Von Christian Hennecke © Juli 2001

Der unglaubliche Fortschritt bei der Entwicklung von Prozessoren des letzten Jahrzehntes brachte nicht nur eine enorme Zunahme der Rechengeschwindigkeit, sondern auch ein paar problematische Nebeneffekte mit sich, der offensichtlichste davon ist natürlich die Wärmeentwicklung. Beginnend mit kleinen passiven Kühlern, sind wir mittlerweile an einem Punkt angelangt, wo Lüfter mit riesigen Kühlrippen die Gehäuse ausfüllen. Außerdem haben auch Festplatten und Grafikkarten ihren Anteil daran, daß sich Computer zu kleinen Heizkörpern entwickelt haben, wobei die Topmodelle sogar eigene Kühler mitbringen. Heutzutage ist eine gut funktionierende Kühlung von größter Wichtigkeit, wenn man seine teuere Hardware nicht in Rauch aufgehen sehen will. Aber es gibt keine Garantie dafür, daß diese ewig funktionieren wird. Ein weiteres potentielles Problem ist der hohe Strombedarf aktueller Hardware - insbesondere Grafikkarten -, der zur Instabilität führen kann, wenn er die Kapazität des Netzteiles oder des Motherboards übersteigt. Also ist etwas vonnöten, das Ihr System schützt, die Lage überwacht, Sie warnen kann und gegebenenfalls die erforderlichen Maßnahmen ergreift, falls die Situation aus dem Ruder läuft, während der Rechner unbeobachtet arbeitet. Das freie StHWMon von Stefan Milcke ist ein solches Überwachungsprogramm und erledigt seine Aufgabe hervorragend.

Installation

StHWMon wird als WarpIN-Paket geliefert. Die Installation verläuft problemlos. Falls eine existierende XWorkplace-Installation gefunden wird, kann ein Plug-in für das XCenter installiert werden. Mehr dazu später. Am Ende hat der Anwender noch die Möglichkeit, zwischen deutscher, englischer, italienischer und finnischer Sprache zu wählen.

Funktionalität

Es gibt keine allgemeine Schnittstelle, um die gemessenen Werte aus dem Motherboard auszulesen, weder für OS/2 noch ein anderes Betriebssystem. Jedwede Überwachungssoftware muß also die Chips direkt ansprechen. StHWMon unterstützt nicht nur Winbond Chips, sondern auch den VIA_82C686. Meines Wissens gibt es kein anderes Programm für OS/2, das VIA unterstützt, was der ursprüngliche Grund dafür war, daß ich anfing, es zu nutzen.


Abb.1: Hauptanzeige

StHWMon ist in der Lage, drei Temperatursensoren, die Umdrehungszahlen dreier Lüfter und sieben Spannungen zu messen. Abb.1 zeigt den Hauptanzeigedialog der StHWMon GUI. Diese Anzeige kann sehr weit konfiguriert werden. Wie aus Abb.2 ersichtlich, kann für jeden Wert ein jeweils beliebiger Text als Beschreibung eingegeben werden. Eine sehr nützliche Funktion, da sich die Chip/Motherboard-Kombinationen darin unterscheiden, welcher Sensor die CPU überwacht etc. Der Code %n setzt den eigentlichen Meßwert ein. Temperaturen können auch in Grad Fahrenheit umgewandelt werden. Aufgrund der Massenproduktion der Chips geben diese oft nicht die genauen Werte zurück. Falls Ihnen die Differenz zwischen gemeldetem und tatsächlichem Wert bekannt ist, können Sie für jeden Sensor getrennt einen Korrekturwert angeben.

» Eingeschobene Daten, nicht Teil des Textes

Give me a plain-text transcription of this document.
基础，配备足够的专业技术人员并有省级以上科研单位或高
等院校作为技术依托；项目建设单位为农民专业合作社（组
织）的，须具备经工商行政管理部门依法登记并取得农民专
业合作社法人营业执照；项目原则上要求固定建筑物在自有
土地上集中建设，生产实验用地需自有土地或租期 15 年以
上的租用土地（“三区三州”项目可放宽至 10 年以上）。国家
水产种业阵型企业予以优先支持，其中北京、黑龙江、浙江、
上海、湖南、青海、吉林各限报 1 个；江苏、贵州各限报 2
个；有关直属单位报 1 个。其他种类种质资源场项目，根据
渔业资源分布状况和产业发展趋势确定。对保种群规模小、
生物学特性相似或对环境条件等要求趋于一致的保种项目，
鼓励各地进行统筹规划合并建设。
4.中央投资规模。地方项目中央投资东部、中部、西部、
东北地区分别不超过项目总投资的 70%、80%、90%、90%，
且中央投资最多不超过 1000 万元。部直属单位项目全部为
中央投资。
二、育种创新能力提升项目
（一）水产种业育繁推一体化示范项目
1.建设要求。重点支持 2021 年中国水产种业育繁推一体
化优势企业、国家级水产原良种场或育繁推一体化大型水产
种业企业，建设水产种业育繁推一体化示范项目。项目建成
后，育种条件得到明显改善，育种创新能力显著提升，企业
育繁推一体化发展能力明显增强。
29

Abb.2: Konfiguration der Anzeige

So weit zur Anzeige selbst. Um Warnungen anzeigen oder Gegenmaßnahmen ergreifen zu können, wenn potentiell gefährliche Werte auftreten, muß dem Programm natürlich mitgeteilt werden, welche Werte als gefährlich zu betrachten sind und welche Maßnahmen ergriffen werden sollen. Dazu kann der Anwender diverse sogenannte Ereignisse definieren, die dann alle gleichzeitig überwacht werden. Die Intervalle, in denen StHWMon den Chip abfragt, sind abhängig vom Modell und dem Sensortyp und können nicht vom Anwender geändert werden.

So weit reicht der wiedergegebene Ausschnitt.